Kagome's name is written only in hiragana, the Japanese phonetic alphabet; since there are no kanji assigned to it, it does not actually carry its own meaning. However, it sounds like a word referring to a woven bamboo pattern. "Kagome" is also a nonsense sound featured prominently in a children's song.
Shippou means "Seven Treasures" in Japanese
"Sesshoumaru" can be translated to mean "destruction of the circle of life" or "cruel perfection." "Sesshou" refers to "cruelty" or "the destruction of life." "-maru" is a common ending for male Japanese names and refers to a circle, which indicates perfection. ("-maru" is used to end the names of Japanese ships; the reference to a circle expresses the hope that the ship will complete its voyage and return safely home.)
Sesshoumaru is Japanese for "Destruction ". The "maru" on the end of his name has no meaning. It was common to add that ending to boys' names.
"Miroku" is the Japanese name for Maitreya, who in Buddhist tradition is the joyful Buddha yet to come.
The kanji for Sango's name means coral, while her brother Kohaku's means amber.
Kikyo(u)'s name means Chinese Bellflower - a flower which is often used for mourning
Kagura is Japanese for "the dance of the gods". The word refers to a specific type of Shinto dance.

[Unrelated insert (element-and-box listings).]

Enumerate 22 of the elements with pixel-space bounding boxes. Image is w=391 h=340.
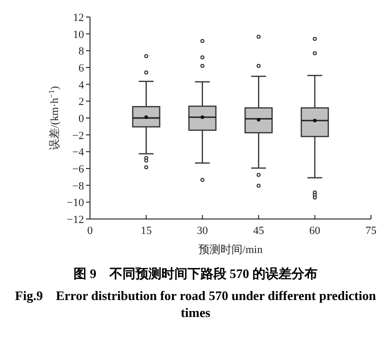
y-tick-label: 4 — [78, 79, 84, 92]
y-tick-label: 12 — [73, 12, 84, 24]
x-tick-label: 0 — [87, 225, 94, 237]
x-axis-title: 预测时间/min — [198, 243, 264, 256]
y-tick-label: −10 — [66, 197, 84, 210]
y-tick-label: −8 — [72, 180, 84, 192]
y-tick-label: 8 — [78, 46, 84, 58]
y-tick-label: 0 — [78, 113, 84, 125]
caption: 图 9 不同预测时间下路段 570 的误差分布 — [72, 265, 318, 283]
y-tick-label: 2 — [78, 96, 84, 108]
y-tick-label: 10 — [73, 28, 84, 41]
y-tick-label: 6 — [78, 62, 84, 74]
y-tick-label: −12 — [66, 214, 84, 226]
caption: Fig.9 Error distribution for road 570 under different prediction times — [14, 287, 377, 321]
y-tick-label: −6 — [72, 164, 84, 176]
y-tick-label: −4 — [72, 146, 84, 159]
x-tick-label: 75 — [366, 225, 377, 237]
x-tick-label: 60 — [309, 225, 321, 237]
x-tick-label: 15 — [140, 225, 152, 237]
x-tick-label: 45 — [253, 225, 265, 237]
x-tick-label: 30 — [196, 225, 208, 237]
y-tick-label: −2 — [72, 130, 84, 142]
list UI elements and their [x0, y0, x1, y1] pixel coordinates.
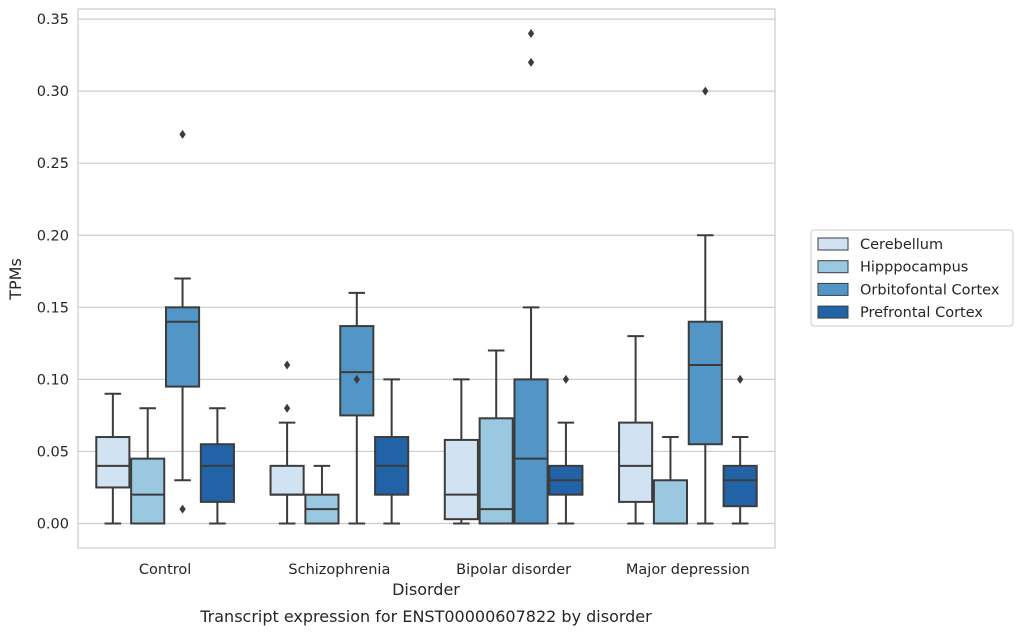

Naraku is Japanese for "Hell".
Rin's name is written in hiragana with no kanji assigned to it, so it doesn't have a meaning. Rin can mean "Park"
Jaken is Japanese for "Wicked Hearted".
Kouga is Japanese for "Steel Fang".
Myoga is Japanese for "Unnoticed Assistance".
Kaede is Japanese for "Maple Tree".
Hojo is Japanese for "Aid".
Totosai is Japanese for "Sword Purification".
Kanna is Japanese for "Godless".
Hakudoshi is Japanese for "White Child".
Some of the nudity in the manga had to be toned down considerably for the anime. For instance, there are several times in the manga when Kagome is bathing and you can see her nipples. The anime never did anything that revealing.
When show on Japanese television, Playstation was the sponsor.
Throughout the entire series Inuyasha never says his own name, yet all major characters refer to him by his name.